Thursday, July 18, 2013

Hermit Life On-Going

My life as a Catholic hermit continues even though I have not written nor shared in a long time.  Much has occurred, all helpful and yet painfully so, in the on-going evolution of this hermit vocation within the Catholic Church and Her Eremetic Tradition.

It became obvious through reading, prayer and observation, that my hermit vocation was not being lived to the degree desired by God, in His will, and thus rather than trudging through writing about it, I more began living it more fully, more deeply, and as I mentioned, more painfully.

Pick up your cross daily and follow Me.  Jesus meant this not figuratively.  The hermit vocation is one of daily carrying a cross or several, at once or individually, consecutively or not.  The dying to self becomes quite acute at times, and the hermit may grasp at threads of some other life, perceived or lived out by others, when the hermit's life is rather to be lived uniquely within the very dying to self that requires the stricter separation from the world in more assiduous prayer and penance.

It became obvious that to continue trying to describe the life of a Catholic hermit in our times was not particularly productive, for there will always be those who dispute what is this eremitic life, what constitutes a vocation or call to the life, or to attempt some labels and levels of credibility.  Being distracted with disputations entangles the hermit in other than, not with, the very essence of living in and out the life.

So I keep praying, reading, contemplating, working, suffering, and striving toward that which is unseen and unknown other than in faith, hope and love--and as the apostle to the Gentiles writes, the greatest is love.  God is love.  Seeking union with God, asking and desiring for this union, is perhaps the most solitary and silent quest of the Catholic hermit, this Catholic hermit, at least.

I have been pondering the various hermits, Catholic hermits, from John the Baptist onward in years passing within their own order of the present moments to this moment that is passing, momentarily.  Most of them at some point live in a type of exile.  So it is with this Catholic hermit. 

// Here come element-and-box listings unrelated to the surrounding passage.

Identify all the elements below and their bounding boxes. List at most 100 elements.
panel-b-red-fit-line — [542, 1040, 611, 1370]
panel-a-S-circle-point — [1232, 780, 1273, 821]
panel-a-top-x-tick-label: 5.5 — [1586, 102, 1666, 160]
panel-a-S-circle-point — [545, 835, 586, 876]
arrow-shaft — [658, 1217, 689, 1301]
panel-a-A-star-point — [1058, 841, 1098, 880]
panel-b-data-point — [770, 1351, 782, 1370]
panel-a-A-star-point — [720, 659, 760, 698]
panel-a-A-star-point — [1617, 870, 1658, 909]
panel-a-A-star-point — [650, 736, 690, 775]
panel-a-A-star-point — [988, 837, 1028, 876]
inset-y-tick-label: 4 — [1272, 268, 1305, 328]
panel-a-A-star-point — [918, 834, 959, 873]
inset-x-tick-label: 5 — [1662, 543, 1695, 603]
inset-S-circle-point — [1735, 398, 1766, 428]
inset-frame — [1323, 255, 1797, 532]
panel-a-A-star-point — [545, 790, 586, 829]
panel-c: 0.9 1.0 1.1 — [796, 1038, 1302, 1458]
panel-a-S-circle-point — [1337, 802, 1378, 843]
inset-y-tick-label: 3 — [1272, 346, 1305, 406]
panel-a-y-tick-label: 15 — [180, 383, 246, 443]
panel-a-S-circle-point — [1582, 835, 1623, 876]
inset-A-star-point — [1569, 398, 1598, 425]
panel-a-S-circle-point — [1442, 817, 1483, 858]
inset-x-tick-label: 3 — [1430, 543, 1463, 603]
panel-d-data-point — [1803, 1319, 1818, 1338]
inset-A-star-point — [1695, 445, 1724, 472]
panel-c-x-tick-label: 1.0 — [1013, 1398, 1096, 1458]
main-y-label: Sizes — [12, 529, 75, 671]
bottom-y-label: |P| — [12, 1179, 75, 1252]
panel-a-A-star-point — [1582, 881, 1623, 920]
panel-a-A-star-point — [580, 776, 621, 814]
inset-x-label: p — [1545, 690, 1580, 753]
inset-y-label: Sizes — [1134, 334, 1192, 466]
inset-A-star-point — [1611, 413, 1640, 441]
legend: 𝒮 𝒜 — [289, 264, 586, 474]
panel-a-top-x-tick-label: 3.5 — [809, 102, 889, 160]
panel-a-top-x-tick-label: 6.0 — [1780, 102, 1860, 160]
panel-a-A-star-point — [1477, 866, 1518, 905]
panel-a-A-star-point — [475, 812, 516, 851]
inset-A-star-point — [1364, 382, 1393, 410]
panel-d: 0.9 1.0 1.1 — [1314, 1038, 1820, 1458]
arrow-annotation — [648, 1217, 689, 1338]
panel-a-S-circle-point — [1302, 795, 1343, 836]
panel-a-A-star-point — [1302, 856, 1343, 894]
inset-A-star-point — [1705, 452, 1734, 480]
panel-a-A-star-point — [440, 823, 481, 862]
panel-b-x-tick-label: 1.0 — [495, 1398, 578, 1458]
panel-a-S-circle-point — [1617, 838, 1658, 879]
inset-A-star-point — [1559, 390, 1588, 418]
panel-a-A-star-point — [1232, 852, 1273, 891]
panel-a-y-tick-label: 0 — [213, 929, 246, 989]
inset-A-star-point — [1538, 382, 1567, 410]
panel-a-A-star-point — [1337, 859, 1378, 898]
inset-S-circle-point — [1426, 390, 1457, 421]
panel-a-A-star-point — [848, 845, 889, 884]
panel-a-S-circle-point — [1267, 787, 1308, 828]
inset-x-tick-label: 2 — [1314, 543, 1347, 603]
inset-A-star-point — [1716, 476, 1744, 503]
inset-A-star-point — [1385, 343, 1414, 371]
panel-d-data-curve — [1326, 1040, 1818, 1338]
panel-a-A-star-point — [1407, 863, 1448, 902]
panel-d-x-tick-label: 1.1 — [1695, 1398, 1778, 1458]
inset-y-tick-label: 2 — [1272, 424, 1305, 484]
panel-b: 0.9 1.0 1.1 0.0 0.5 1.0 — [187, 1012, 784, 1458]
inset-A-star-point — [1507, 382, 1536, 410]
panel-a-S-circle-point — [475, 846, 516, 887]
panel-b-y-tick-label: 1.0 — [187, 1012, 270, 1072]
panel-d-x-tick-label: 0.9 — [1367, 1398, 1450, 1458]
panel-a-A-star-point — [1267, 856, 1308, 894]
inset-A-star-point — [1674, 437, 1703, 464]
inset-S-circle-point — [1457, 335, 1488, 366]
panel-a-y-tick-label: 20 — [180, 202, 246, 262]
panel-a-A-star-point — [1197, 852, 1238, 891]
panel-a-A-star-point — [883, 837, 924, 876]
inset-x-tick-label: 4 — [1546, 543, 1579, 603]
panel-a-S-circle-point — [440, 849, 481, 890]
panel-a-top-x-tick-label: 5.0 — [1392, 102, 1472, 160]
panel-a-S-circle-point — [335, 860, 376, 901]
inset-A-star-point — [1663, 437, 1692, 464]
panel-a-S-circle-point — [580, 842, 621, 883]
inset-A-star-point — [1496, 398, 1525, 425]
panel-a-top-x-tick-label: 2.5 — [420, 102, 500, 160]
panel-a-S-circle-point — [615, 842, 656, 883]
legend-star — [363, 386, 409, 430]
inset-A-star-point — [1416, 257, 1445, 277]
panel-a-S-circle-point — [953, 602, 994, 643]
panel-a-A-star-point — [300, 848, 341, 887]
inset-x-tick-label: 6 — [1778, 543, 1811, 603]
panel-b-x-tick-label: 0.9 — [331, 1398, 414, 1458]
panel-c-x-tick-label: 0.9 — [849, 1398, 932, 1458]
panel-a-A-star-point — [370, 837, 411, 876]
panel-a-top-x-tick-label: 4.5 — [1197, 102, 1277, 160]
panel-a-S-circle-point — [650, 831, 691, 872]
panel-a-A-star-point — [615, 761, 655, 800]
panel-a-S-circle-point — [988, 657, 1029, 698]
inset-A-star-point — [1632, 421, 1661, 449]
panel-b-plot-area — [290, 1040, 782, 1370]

And exile is not reserved for Catholic hermits.  Having recently read The Four Independents, each life presented lived through essential exiles.  Gerard Manley Hopkins considered his final five years of life as an exile in Ireland.  Paul Claudell considered ten years in China in the early 20th century, as exile.

I have been considering exile lately, very much in comport with Bl. Charles de Foucauld, St. John on Patmos, and various eremitic prophet mystics of the Old Testament.  I consider Jesus in His various types of exile while on earth--His earthly life itself as exile.  I am with Him, in Him, in His Real Presence, in exile.  As such, being in His Real Presence has superseded most consideration of eremitic vocation, or Catholic hermit, or hermit, per se.  It is.  

Whether or not I consciously consider the vocation or the nomenclature of such vocation, hermit or eremite, it is, and I am in His Real Presence, in it, with and in Him, living it no matter if I attempt to flee.  It is, this vocation, an exile from the world (and as part of that world the temporal Catholic world) in all ways and means and descriptions from which the Catholic hermit cannot flee, if truly anointed with the oils of this life hidden from the eyes of men but very much in raw view, nakedly so, of His Real Presence:  Father, Son and Holy Spirit.